Adrian, on the other hand, was driven by an inexhaustible urge for life, and life for him meant using his physical being to the limit of his strength, and beyond. He refused to pay any attention to his old wounds (shrapnel had had to be extracted from four different places), though he sometimes felt sick after riding too hard, but laughed it off, took some medicine, and a half an hour later was off to play tennis. After all, he had survived the trenches. What could touch him now? And if he took to drinking rather a lot, so did everyone else in their world. They were surrounded by ghosts; all of them like Adrian had lost all but two or three of the friends they had known at Eton and Oxford. The gay parties, where women always outnumbered men, had their poignance. You could be wild, funny, eccentric, but you must not weep or ever, ever look back; war was the one taboo subject, but it was always there at the feast, looking out of a drunken eye, or making a loud laugh suddenly harsh and bitter.

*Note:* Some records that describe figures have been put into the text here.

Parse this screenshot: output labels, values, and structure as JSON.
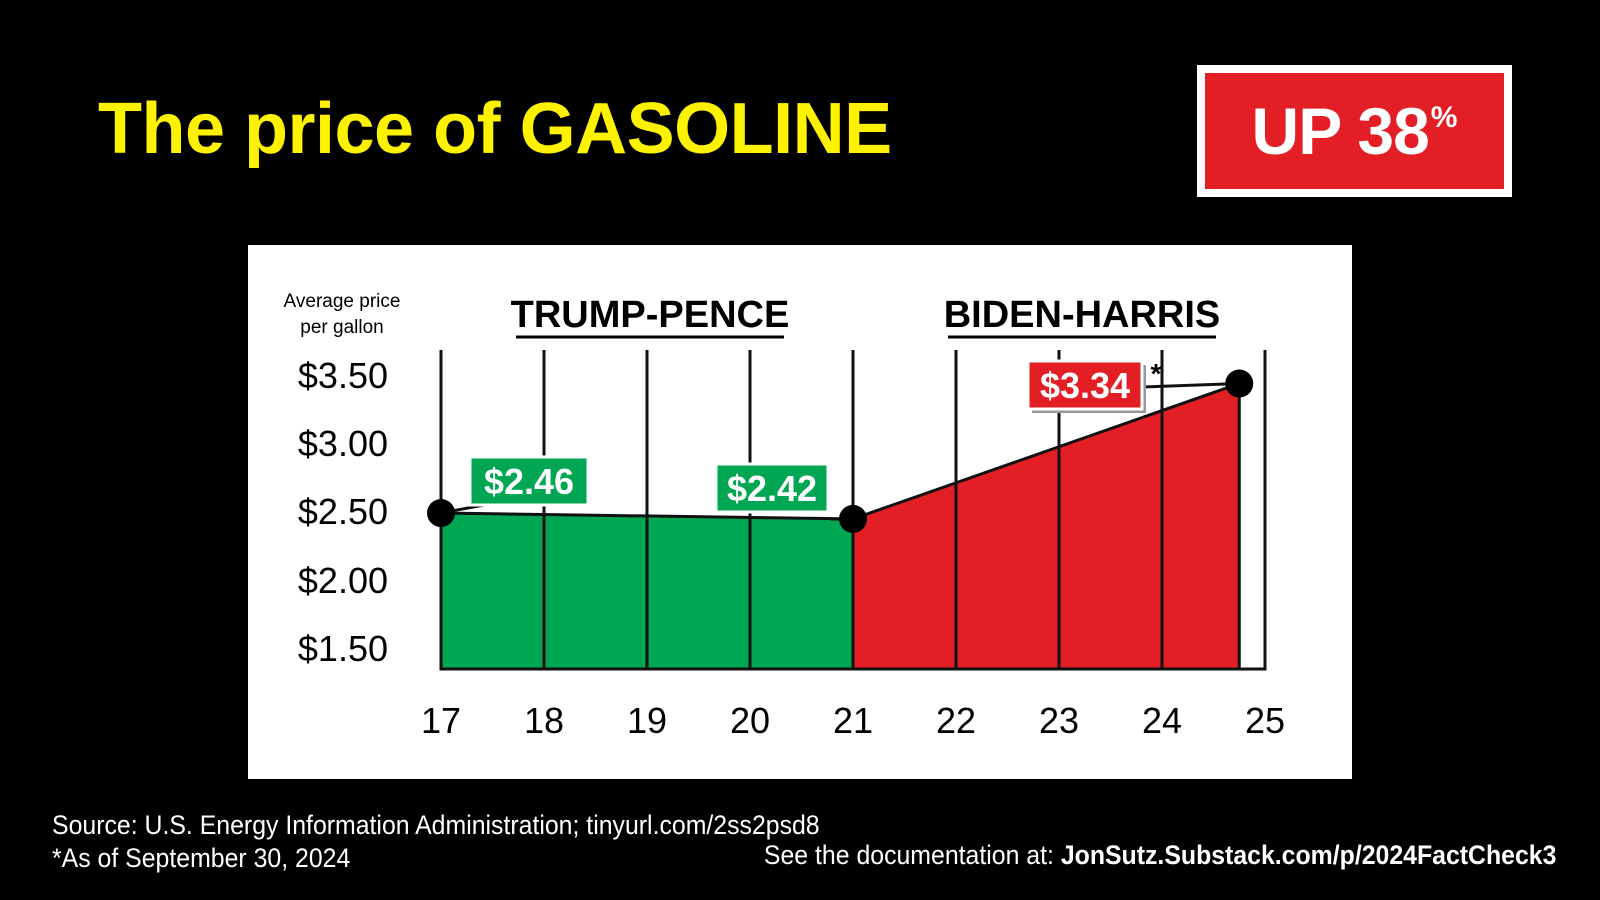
{
  "title": "The price of GASOLINE",
  "badge": {
    "text": "UP 38",
    "suffix": "%"
  },
  "colors": {
    "title": "#FFF200",
    "trump": "#00A651",
    "biden": "#E31E24",
    "badge": "#E31E24"
  },
  "chart_data": {
    "type": "area",
    "ylabel": "Average price per gallon",
    "ylabel_lines": [
      "Average price",
      "per gallon"
    ],
    "x_ticks": [
      "17",
      "18",
      "19",
      "20",
      "21",
      "22",
      "23",
      "24",
      "25"
    ],
    "y_ticks": [
      "$3.50",
      "$3.00",
      "$2.50",
      "$2.00",
      "$1.50"
    ],
    "y_tick_values": [
      3.5,
      3.0,
      2.5,
      2.0,
      1.5
    ],
    "ylim": [
      1.4,
      3.5
    ],
    "xlim": [
      17,
      25
    ],
    "grid": "vertical",
    "series": [
      {
        "name": "TRUMP-PENCE",
        "color": "#00A651",
        "x": [
          17,
          21
        ],
        "values": [
          2.46,
          2.42
        ]
      },
      {
        "name": "BIDEN-HARRIS",
        "color": "#E31E24",
        "x": [
          21,
          24.75
        ],
        "values": [
          2.42,
          3.34
        ]
      }
    ],
    "annotations": [
      {
        "text": "$2.46",
        "x": 17,
        "y": 2.46,
        "color": "#00A651"
      },
      {
        "text": "$2.42",
        "x": 21,
        "y": 2.42,
        "color": "#00A651"
      },
      {
        "text": "$3.34",
        "x": 24.75,
        "y": 3.34,
        "color": "#E31E24",
        "note": "*"
      }
    ]
  },
  "footer": {
    "source": "Source: U.S. Energy Information Administration; tinyurl.com/2ss2psd8",
    "asof": "*As of September 30, 2024",
    "doc_prefix": "See the documentation at: ",
    "doc_link": "JonSutz.Substack.com/p/2024FactCheck3"
  }
}
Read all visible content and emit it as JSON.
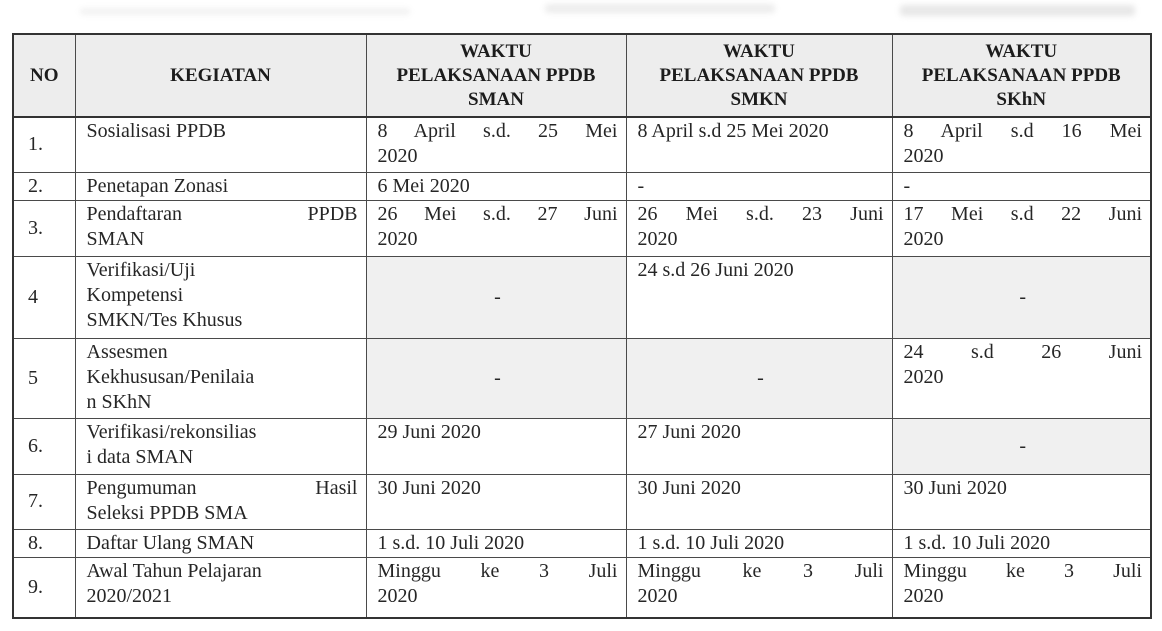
{
  "document": {
    "type": "schedule-table",
    "colors": {
      "header_bg": "#ededed",
      "na_cell_bg": "#f0f0f0",
      "border": "#333333",
      "text": "#262626"
    },
    "table": {
      "columns": [
        {
          "key": "no",
          "label": "NO"
        },
        {
          "key": "kegiatan",
          "label": "KEGIATAN"
        },
        {
          "key": "sman",
          "label": "WAKTU\nPELAKSANAAN PPDB\nSMAN"
        },
        {
          "key": "smkn",
          "label": "WAKTU\nPELAKSANAAN PPDB\nSMKN"
        },
        {
          "key": "skhn",
          "label": "WAKTU\nPELAKSANAAN PPDB\nSKhN"
        }
      ],
      "rows": [
        {
          "no": "1.",
          "cells": [
            {
              "t": "Sosialisasi PPDB",
              "v": "p"
            },
            {
              "t": "8 April s.d. 25 Mei\n2020",
              "v": "j"
            },
            {
              "t": "8 April s.d 25 Mei 2020",
              "v": "p"
            },
            {
              "t": "8 April s.d 16 Mei\n2020",
              "v": "j"
            }
          ]
        },
        {
          "no": "2.",
          "cells": [
            {
              "t": "Penetapan Zonasi",
              "v": "p"
            },
            {
              "t": "6 Mei 2020",
              "v": "p"
            },
            {
              "t": "-",
              "v": "p"
            },
            {
              "t": "-",
              "v": "p"
            }
          ]
        },
        {
          "no": "3.",
          "cells": [
            {
              "t": "Pendaftaran PPDB\nSMAN",
              "v": "j"
            },
            {
              "t": "26 Mei s.d. 27 Juni\n2020",
              "v": "j"
            },
            {
              "t": "26 Mei s.d. 23 Juni\n2020",
              "v": "j"
            },
            {
              "t": "17 Mei s.d 22 Juni\n2020",
              "v": "j"
            }
          ]
        },
        {
          "no": "4",
          "cells": [
            {
              "t": "Verifikasi/Uji\nKompetensi\nSMKN/Tes Khusus",
              "v": "j"
            },
            {
              "t": "-",
              "v": "na"
            },
            {
              "t": "24 s.d 26 Juni 2020",
              "v": "p"
            },
            {
              "t": "-",
              "v": "na"
            }
          ]
        },
        {
          "no": "5",
          "cells": [
            {
              "t": "Assesmen\nKekhususan/Penilaia\nn SKhN",
              "v": "j"
            },
            {
              "t": "-",
              "v": "na"
            },
            {
              "t": "-",
              "v": "na"
            },
            {
              "t": "24 s.d 26 Juni\n2020",
              "v": "j"
            }
          ]
        },
        {
          "no": "6.",
          "cells": [
            {
              "t": "Verifikasi/rekonsilias\ni data SMAN",
              "v": "j"
            },
            {
              "t": "29 Juni 2020",
              "v": "p"
            },
            {
              "t": "27 Juni 2020",
              "v": "p"
            },
            {
              "t": "-",
              "v": "na"
            }
          ]
        },
        {
          "no": "7.",
          "cells": [
            {
              "t": "Pengumuman Hasil\nSeleksi PPDB SMA",
              "v": "j"
            },
            {
              "t": "30 Juni 2020",
              "v": "p"
            },
            {
              "t": "30 Juni 2020",
              "v": "p"
            },
            {
              "t": "30 Juni 2020",
              "v": "p"
            }
          ]
        },
        {
          "no": "8.",
          "cells": [
            {
              "t": "Daftar Ulang SMAN",
              "v": "p"
            },
            {
              "t": "1 s.d. 10 Juli 2020",
              "v": "p"
            },
            {
              "t": "1 s.d. 10 Juli 2020",
              "v": "p"
            },
            {
              "t": "1 s.d. 10 Juli 2020",
              "v": "p"
            }
          ]
        },
        {
          "no": "9.",
          "cells": [
            {
              "t": "Awal Tahun Pelajaran\n2020/2021",
              "v": "p"
            },
            {
              "t": "Minggu ke 3 Juli\n2020",
              "v": "j"
            },
            {
              "t": "Minggu ke 3 Juli\n2020",
              "v": "j"
            },
            {
              "t": "Minggu ke 3 Juli\n2020",
              "v": "j"
            }
          ]
        }
      ]
    }
  }
}
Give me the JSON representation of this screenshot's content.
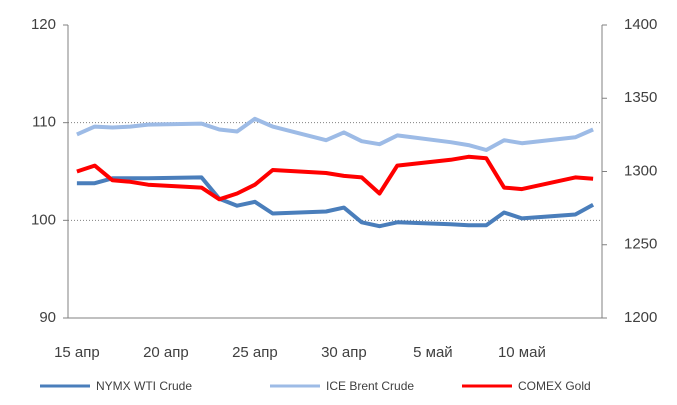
{
  "chart_data": {
    "type": "line",
    "x": [
      0,
      1,
      2,
      3,
      4,
      7,
      8,
      9,
      10,
      11,
      14,
      15,
      16,
      17,
      18,
      21,
      22,
      23,
      24,
      25,
      28,
      29
    ],
    "xlim": [
      -0.5,
      29.5
    ],
    "xticks": [
      {
        "value": 0,
        "label": "15 апр"
      },
      {
        "value": 5,
        "label": "20 апр"
      },
      {
        "value": 10,
        "label": "25 апр"
      },
      {
        "value": 15,
        "label": "30 апр"
      },
      {
        "value": 20,
        "label": "5 май"
      },
      {
        "value": 25,
        "label": "10 май"
      }
    ],
    "ylim": [
      90,
      120
    ],
    "yticks": [
      90,
      100,
      110,
      120
    ],
    "y2lim": [
      1200,
      1400
    ],
    "y2ticks": [
      1200,
      1250,
      1300,
      1350,
      1400
    ],
    "grid": true,
    "legend": "bottom",
    "series": [
      {
        "name": "NYMX WTI Crude",
        "color": "#4a7ebb",
        "values": [
          103.8,
          103.8,
          104.3,
          104.3,
          104.3,
          104.4,
          102.2,
          101.5,
          101.9,
          100.7,
          100.9,
          101.3,
          99.8,
          99.4,
          99.8,
          99.6,
          99.5,
          99.5,
          100.8,
          100.2,
          100.6,
          101.6
        ]
      },
      {
        "name": "ICE Brent Crude",
        "color": "#9dbbe6",
        "values": [
          108.8,
          109.6,
          109.5,
          109.6,
          109.8,
          109.9,
          109.3,
          109.1,
          110.4,
          109.6,
          108.2,
          109.0,
          108.1,
          107.8,
          108.7,
          108.0,
          107.7,
          107.2,
          108.2,
          107.9,
          108.5,
          109.3
        ]
      },
      {
        "name": "COMEX Gold",
        "color": "#ff0000",
        "axis": "y2",
        "values": [
          1300,
          1304,
          1294,
          1293,
          1291,
          1289,
          1281,
          1285,
          1291,
          1301,
          1299,
          1297,
          1296,
          1285,
          1304,
          1308,
          1310,
          1309,
          1289,
          1288,
          1296,
          1295
        ]
      }
    ]
  }
}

Sometimes lying in the dark, hearing Adrian’s heart beat against her temple as she lay in the crook of his arm, Hilary felt his mystery, the mystery of all those who had come back and could not talk about it. Somewhere inside that warm, life-giving body, there was a great black cavern; there was more death than could be stomached. She ran a finger along his cheek, and down his neck, and across his great shield of a breast, touched the bone under her palm, and came to the crisscross thread of the wound, as if she were exploring a sacred object; she felt reverence, but no real understanding. What could their life be like as it
went on? What are we rooted in? she wondered in those panics of early dawn. Adrian’s job was a made job in an insurance company of which an uncle was member of the board. It meant little or nothing except as a painless way of paying bills until he came into his inheritance. She, on the other hand, was famous or infamous as the writer of a first novel which had had a succès de scandale … the last thing she had wanted or expected, not realizing that honest probing of matters generally discussed with lifted eyebrows at dinner tables could shock. And, in fact, her marriage had proved a refuge from anonymous letters and a kind of notoriety which induced such distaste in its subject that Hilary thought for a time that she would never again commit herself to print. She married Adrian in a total revulsion from one part of herself, yet whether she ever published a word again or not she could not stop being the person she was. There was the rub! She was young, witty, on the defensive, and more than once at a dinner party, she had let herself go, had talked from her own center, honestly, had enjoyed feeling her powers in action, until she had caught Adrian’s look across the table, a troubled look, a slightly hostile look. Afterwards she had an attack of self-doubt. “I talked too much, didn’t I?” she asked while they drank cocoa before going to bed.
“You were brilliant.”
“Oh.”
“What’s wrong?”
“It’s evidently wrong to be brilliant. You didn’t like it, did you?”
“Well,” Adrian said warily, for by now he. had learned to be wary, “You are rather intense, you know. You take everything so hard, Hilary … it isn’t quite.…”
“Done?” And she could hear the rising shrillness in her voice, feel the tiger she tried so hard to keep out of sight, begin to pace and lash its tail. “Sometimes I feel I can never be my real self here. I’m an American, after all.”
“Yes, darling, I know,” he said gently. “But could you be your real self at home, if by that you mean being more naked and more honest than most people ever dare to be?”